Der Vortrag befasst sich mit Risikofaktoren, der Prävalenz und Behandlungsoptionen der Posttraumatischen Belastungsstörung (PTBS) bei Kindern und Jugendlichen. Etwa ein Fünftel von Kindern und Jugendlichen entwickelt nach einem traumatischen Ereignis eine PTBS. Mädchen sind häufiger betroffen als Jungen. Zwischenmenschliche Traumata gehen mit einem höheren PTBS-Risiko einher als akzidentielle Traumata. Prävalenzzahlen sind immer auch abhängig von den zugrundeliegenden Diagnosekriterien. Die zukünftigen Kriterien nach ICD-11 haben sich diesbezüglich als für Kinder und Jugendliche teilweise problematisch erwiesen. Es besteht ein hohes Risiko, bei durchaus belasteten Kindern und Jugendlichen fälschlicherweise keine PTBS-Diagnose zu vergeben und sie auch nicht adäquat zu behandeln.

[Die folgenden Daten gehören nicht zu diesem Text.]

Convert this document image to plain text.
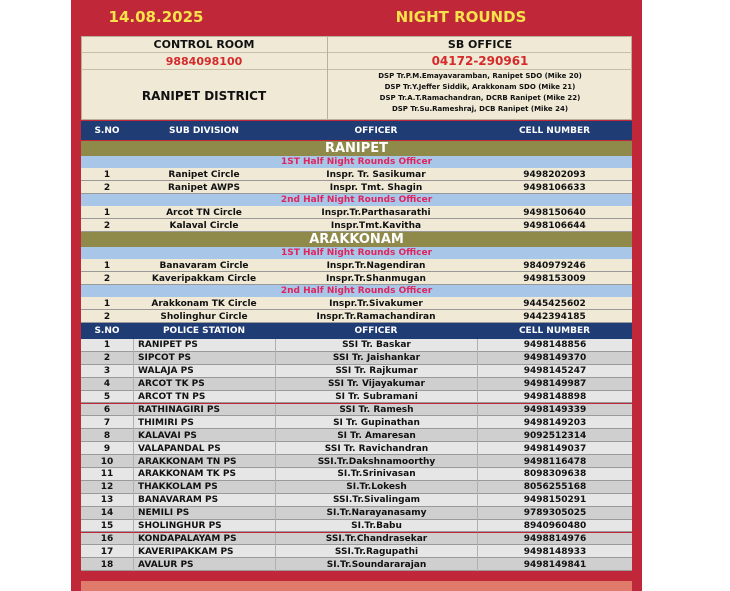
14.08.2025	NIGHT ROUNDS
CONTROL ROOM
9884098100
RANIPET DISTRICT
SB OFFICE
04172-290961
DSP Tr.P.M.Emayavaramban, Ranipet SDO (Mike 20)
DSP Tr.Y.Jeffer Siddik, Arakkonam SDO (Mike 21)
DSP Tr.A.T.Ramachandran, DCRB Ranipet (Mike 22)
DSP Tr.Su.Rameshraj, DCB Ranipet (Mike 24)
S.NO	SUB DIVISION	OFFICER	CELL NUMBER
RANIPET
1ST Half Night Rounds Officer
1	Ranipet Circle	Inspr. Tr. Sasikumar	9498202093
2	Ranipet AWPS	Inspr. Tmt. Shagin	9498106633
2nd Half Night Rounds Officer
1	Arcot TN Circle	Inspr.Tr.Parthasarathi	9498150640
2	Kalaval Circle	Inspr.Tmt.Kavitha	9498106644
ARAKKONAM
1ST Half Night Rounds Officer
1	Banavaram Circle	Inspr.Tr.Nagendiran	9840979246
2	Kaveripakkam Circle	Inspr.Tr.Shanmugan	9498153009
2nd Half Night Rounds Officer
1	Arakkonam TK Circle	Inspr.Tr.Sivakumer	9445425602
2	Sholinghur Circle	Inspr.Tr.Ramachandiran	9442394185
S.NO	POLICE STATION	OFFICER	CELL NUMBER
1	RANIPET PS	SSI Tr. Baskar	9498148856
2	SIPCOT PS	SSI Tr. Jaishankar	9498149370
3	WALAJA PS	SSI Tr. Rajkumar	9498145247
4	ARCOT TK PS	SSI Tr. Vijayakumar	9498149987
5	ARCOT TN PS	SI Tr. Subramani	9498148898
6	RATHINAGIRI PS	SSI Tr. Ramesh	9498149339
7	THIMIRI PS	SI Tr. Gupinathan	9498149203
8	KALAVAI PS	SI Tr. Amaresan	9092512314
9	VALAPANDAL PS	SSI Tr. Ravichandran	9498149037
10	ARAKKONAM TN PS	SSI.Tr.Dakshnamoorthy	9498116478
11	ARAKKONAM TK PS	SI.Tr.Srinivasan	8098309638
12	THAKKOLAM PS	SI.Tr.Lokesh	8056255168
13	BANAVARAM PS	SSI.Tr.Sivalingam	9498150291
14	NEMILI PS	SI.Tr.Narayanasamy	9789305025
15	SHOLINGHUR PS	SI.Tr.Babu	8940960480
16	KONDAPALAYAM PS	SSI.Tr.Chandrasekar	9498814976
17	KAVERIPAKKAM PS	SSI.Tr.Ragupathi	9498148933
18	AVALUR PS	SI.Tr.Soundararajan	9498149841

Zur Behandlung: Immer wieder heißt es, in strafrechtlich relevanten Fällen sollte mit dem Beginn der Behandlung bis zum Abschluss des juristischen Verfahrens gewartet werden. Solche Äußerungen sind lebensfern und als ethisch bedenklich einzustufen. Als mögliche Behandlungsoptionen werden insbesondere bewährte kognitiv-verhaltenstherapeutische und auch innovative metakognitive Interventionen dargestellt.

16:00 II PTSD: Auch eine Erkrankung des höheren Lebensalters?

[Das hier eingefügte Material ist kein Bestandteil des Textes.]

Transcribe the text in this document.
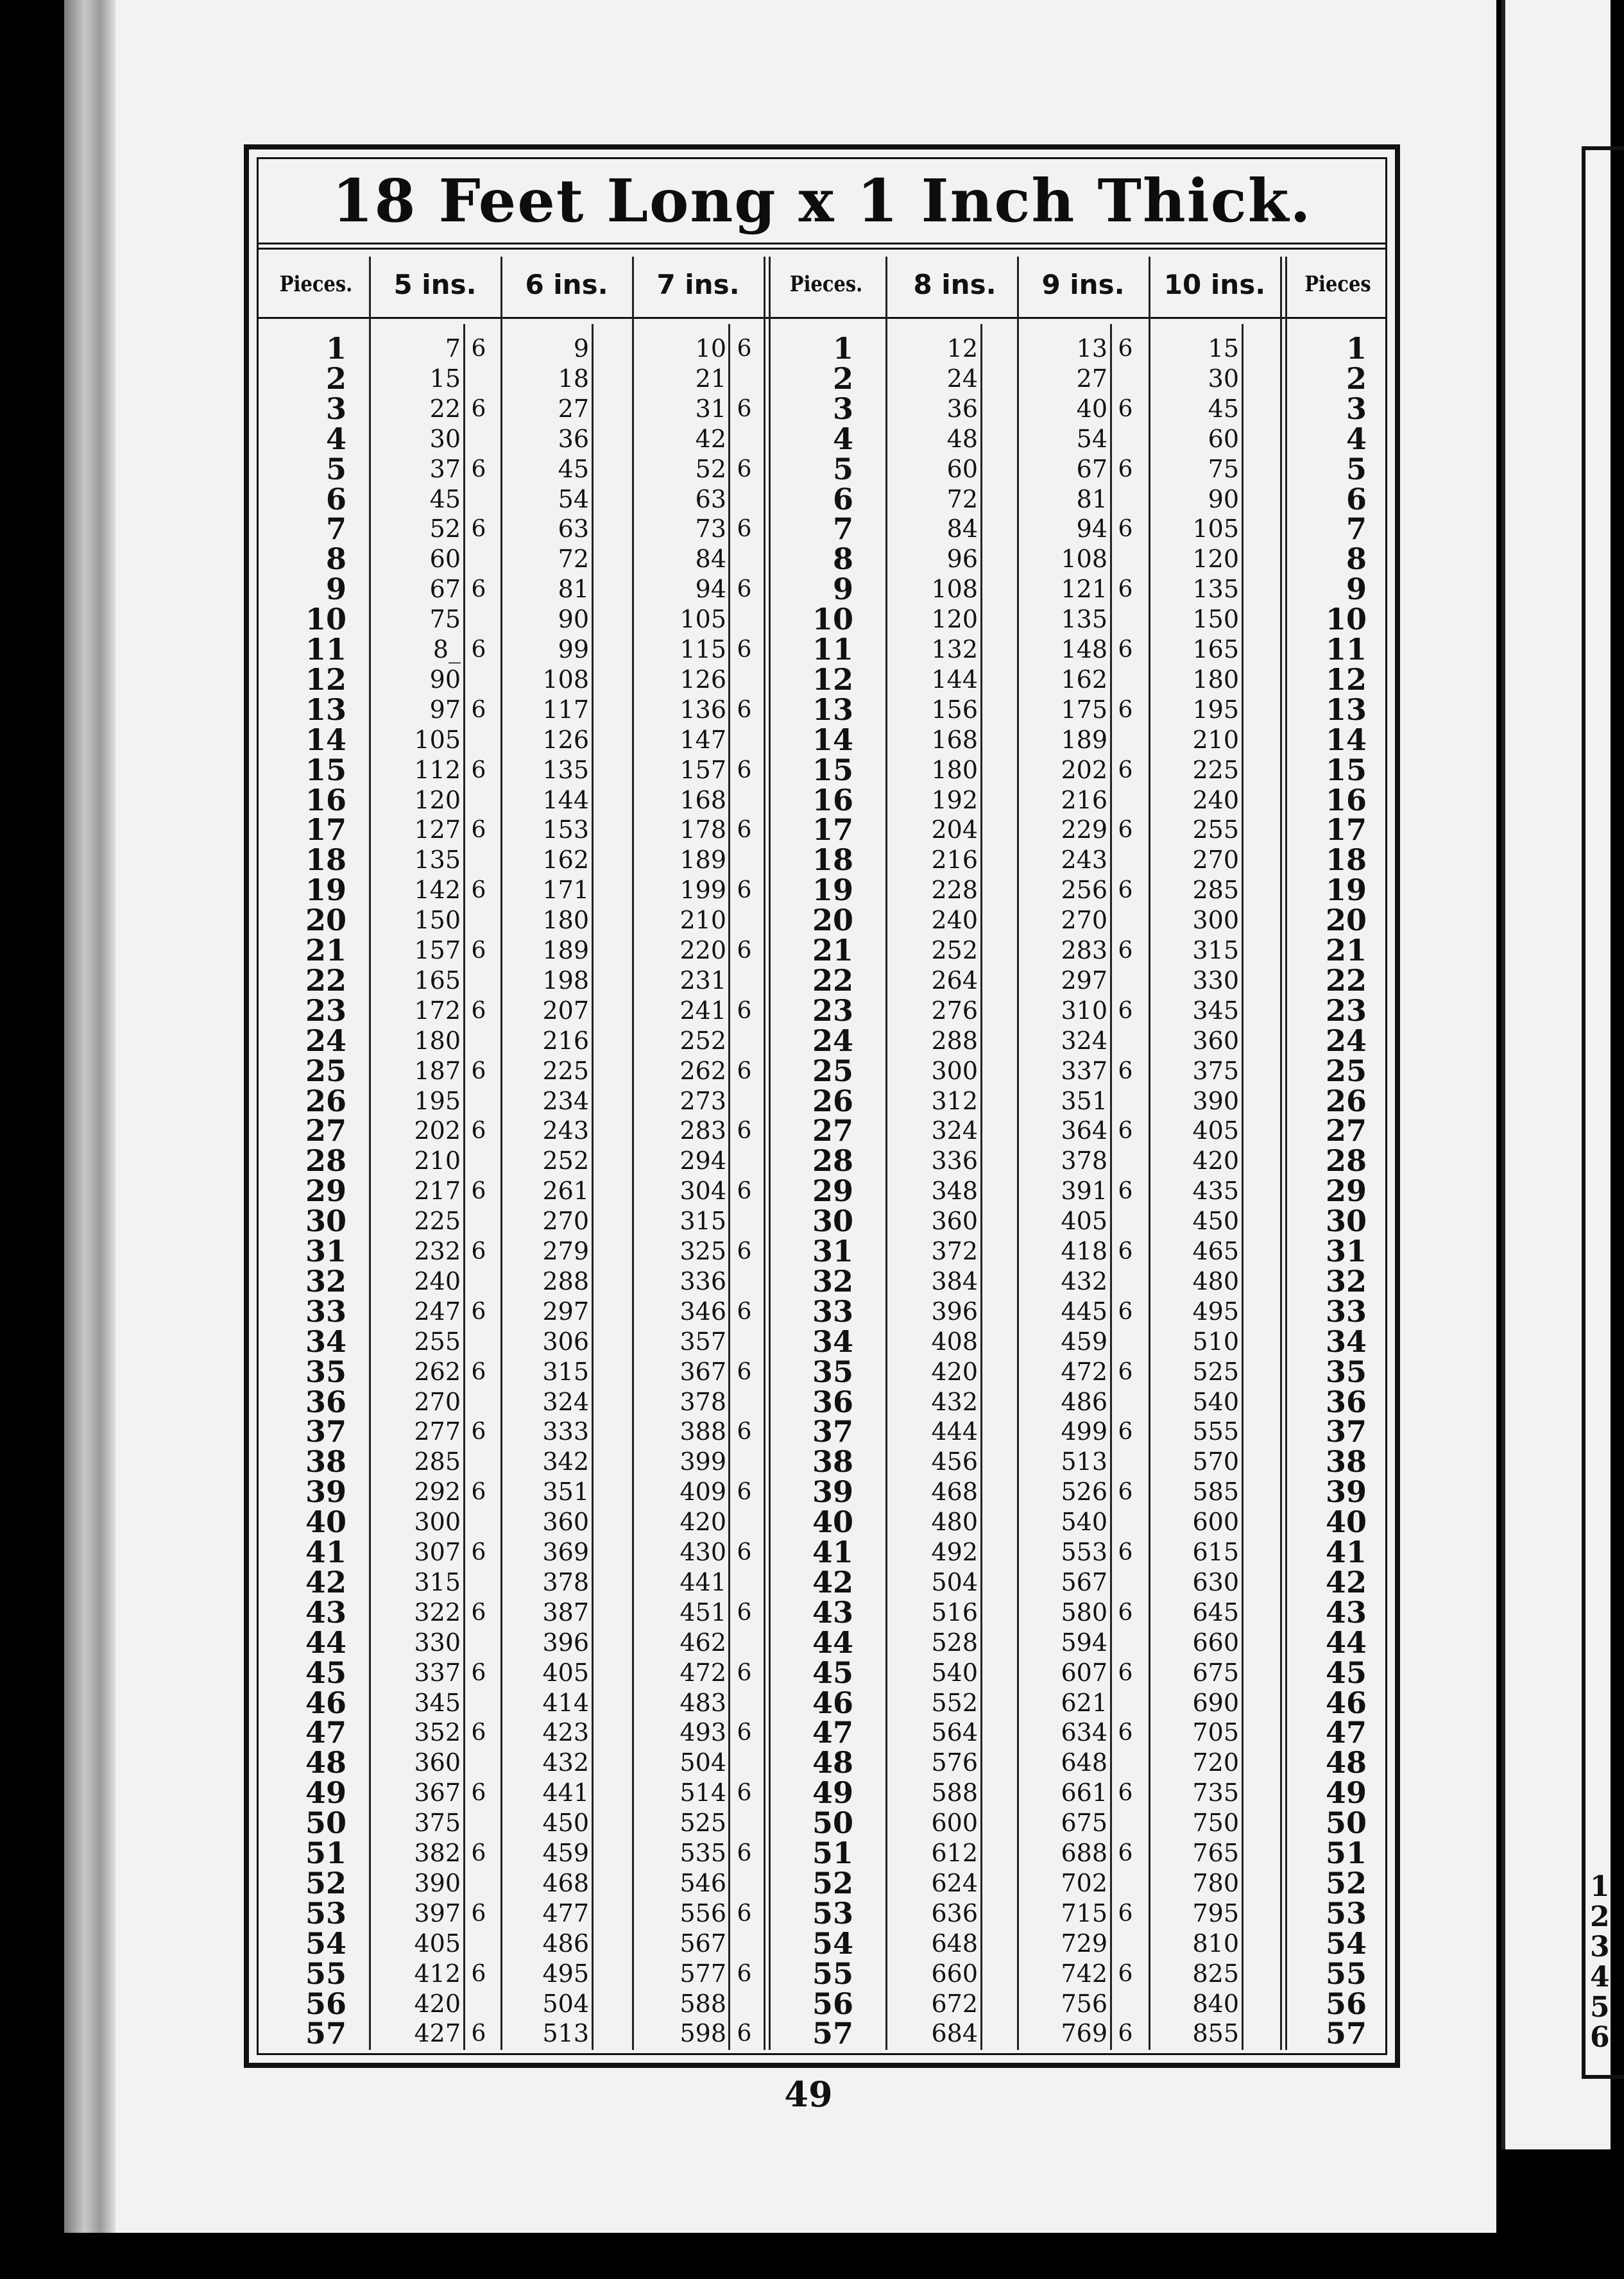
1
2
3
4
5
6
18 Feet Long x 1 Inch Thick.
Pieces.	5 ins.	6 ins.	7 ins.	Pieces.	8 ins.	9 ins.	10 ins.	Pieces
1	7 6	9	10 6	1	12	13 6	15	1
2	15	18	21	2	24	27	30	2
3	22 6	27	31 6	3	36	40 6	45	3
4	30	36	42	4	48	54	60	4
5	37 6	45	52 6	5	60	67 6	75	5
6	45	54	63	6	72	81	90	6
7	52 6	63	73 6	7	84	94 6	105	7
8	60	72	84	8	96	108	120	8
9	67 6	81	94 6	9	108	121 6	135	9
10	75	90	105	10	120	135	150	10
11	8_ 6	99	115 6	11	132	148 6	165	11
12	90	108	126	12	144	162	180	12
13	97 6	117	136 6	13	156	175 6	195	13
14	105	126	147	14	168	189	210	14
15	112 6	135	157 6	15	180	202 6	225	15
16	120	144	168	16	192	216	240	16
17	127 6	153	178 6	17	204	229 6	255	17
18	135	162	189	18	216	243	270	18
19	142 6	171	199 6	19	228	256 6	285	19
20	150	180	210	20	240	270	300	20
21	157 6	189	220 6	21	252	283 6	315	21
22	165	198	231	22	264	297	330	22
23	172 6	207	241 6	23	276	310 6	345	23
24	180	216	252	24	288	324	360	24
25	187 6	225	262 6	25	300	337 6	375	25
26	195	234	273	26	312	351	390	26
27	202 6	243	283 6	27	324	364 6	405	27
28	210	252	294	28	336	378	420	28
29	217 6	261	304 6	29	348	391 6	435	29
30	225	270	315	30	360	405	450	30
31	232 6	279	325 6	31	372	418 6	465	31
32	240	288	336	32	384	432	480	32
33	247 6	297	346 6	33	396	445 6	495	33
34	255	306	357	34	408	459	510	34
35	262 6	315	367 6	35	420	472 6	525	35
36	270	324	378	36	432	486	540	36
37	277 6	333	388 6	37	444	499 6	555	37
38	285	342	399	38	456	513	570	38
39	292 6	351	409 6	39	468	526 6	585	39
40	300	360	420	40	480	540	600	40
41	307 6	369	430 6	41	492	553 6	615	41
42	315	378	441	42	504	567	630	42
43	322 6	387	451 6	43	516	580 6	645	43
44	330	396	462	44	528	594	660	44
45	337 6	405	472 6	45	540	607 6	675	45
46	345	414	483	46	552	621	690	46
47	352 6	423	493 6	47	564	634 6	705	47
48	360	432	504	48	576	648	720	48
49	367 6	441	514 6	49	588	661 6	735	49
50	375	450	525	50	600	675	750	50
51	382 6	459	535 6	51	612	688 6	765	51
52	390	468	546	52	624	702	780	52
53	397 6	477	556 6	53	636	715 6	795	53
54	405	486	567	54	648	729	810	54
55	412 6	495	577 6	55	660	742 6	825	55
56	420	504	588	56	672	756	840	56
57	427 6	513	598 6	57	684	769 6	855	57
49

Priv.-Doz. Dr. med. Stefan Schröder, Güstrow

Die Posttraumatische Belastungsstörung (PTBS bzw. PTSD) und – als neue nosologische Entität gemäß ICD-11 – auch die komplexe PTBS (kPTBS bzw. cPTSD) stehen im Fokus psychiatrischer Forschung und Praxis. Der Einfluss unserer Erlebnisse auf unsere Psyche und unsere Persönlichkeit rückt damit stärker in den Vordergrund unserer Disziplin. Der Einfluss dieser Erlebnisse erstreckt sich ja sogar auf unsere Nachkommen, nicht nur durch Vorbild und Pädagogik, sondern sogar epigenetisch. Psychotraumatologisch-psychotherapeutisches Denken und Handeln bekommt somit größeren Raum, wie die verdienstvolle LVR-Fokustagung am 15.03.2023 in Köln unterstreicht. Dies gilt auch für das Feld der Altersmedizin. Durch den russischen Angriffskrieg auf die Ukraine seit dem 24.02.2022 kommen bei unseren höchstaltrigen Mitmenschen Erinnerungen an den zweiten Weltkrieg hoch, die wir therapeutisch aufzufangen haben.